Alors qu’on s’attendait à une seule histoire, on va en réalité avoir plusieurs petites intrigues qui s’entremêlent toutes. Bien évidemment, il va y avoir la principale avec le regard des autres. C’est quelque chose qui va être assez lourd car on sent vraiment le regard gênant de certains, ceux qui sont indifférents et ceux qui vont en abuser pour se moquer. Mais on va également en voir les conséquences avec les souffrances personnelles, se sentir différent, subir des trahisons mais aussi le soutien, l’entraide, la compréhension.
Même si c’est assez cliché par moment, il est intéressant de bien montrer les deux versions. Puis il y a les autres intrigues qui gravitent autour du fil conducteur. Que ce soit les amitiés vacillantes, les douleurs du passé, l’image qu’on donne, le poids de l’absence… Le film se veut aussi porté sur les émotions et sur des messages d’espoir qu’on peut s’en sortir malgré les obstacles.
Auggie va être le ciment de tout le monde. Vivant isolé du monde, toujours réfugié derrière son casque d’astronaute, il a déjà du mal à s’accepter lui-même et va devoir subir le vrai regard des autres. Il se considère comme un monstre, il va parfois en souffrir encore plus lorsqu’il reçoit les moqueries de plus en plus violentes de certains de ses camarades jusqu’au harcèlement. Pourtant, il va réussir à surmonter ça et se montrer bien plus intelligent que les autres. Il va surtout réussir à résoudre le souci de certains en leur donnant une autre vision du monde.

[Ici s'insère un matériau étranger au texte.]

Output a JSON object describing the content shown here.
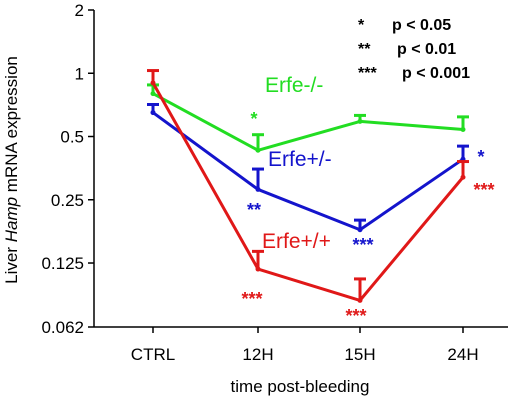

Il aura pour amis Jack qui le fait au début parce qu’on lui a demandé mais il va finir par découvrir qu’il faut aller au-delà des préjugés ainsi que Summer, une jeune fille discrète qui voit la personnalité du garçon. Dans la famille d’Auggie, ses parents font tout pour qu’il s’intègre mais c’est surtout sa mère qui va avoir du mal à couper le cordon.
Sa sœur Via est touchante car elle adore son frère mais elle a la sensation de vivre parfois dans son ombre et que personne ne s’intéresse vraiment à elle. La meilleure amie de Via aura droit à sa souffrance personnelle et l’éloignement qu’elle s’est créée va la peser. On salue l’ensemble du casting qui est parfait. On n’oublie pas non plus le principal harceleur stupide et méchant.
La structure du film ne mise pas sur le pur linéaire et opte pour le chapitrage. On voit le film à travers quatre points de vue : Auggie, Via, Jack et Miranda. Si l’idée est bonne, elle est parfois un peu plus confuse car au lieu de s’attarder vraiment sur le personnage en question, on va parfois s’égarer sur les trois autres pour se raccrocher à la locomotive. Le métrage défile aisément car il dispose d’un rythme parfait pour qu’on reste accroché sans aller dans l’excès du mélodrame ou du trop guimauve. La bande originale se veut savoureuse avec une bonne utilisation de chansons.
Wonder est un merveilleux film sur le regard des autres envers la différence et les obstacles à surmonter.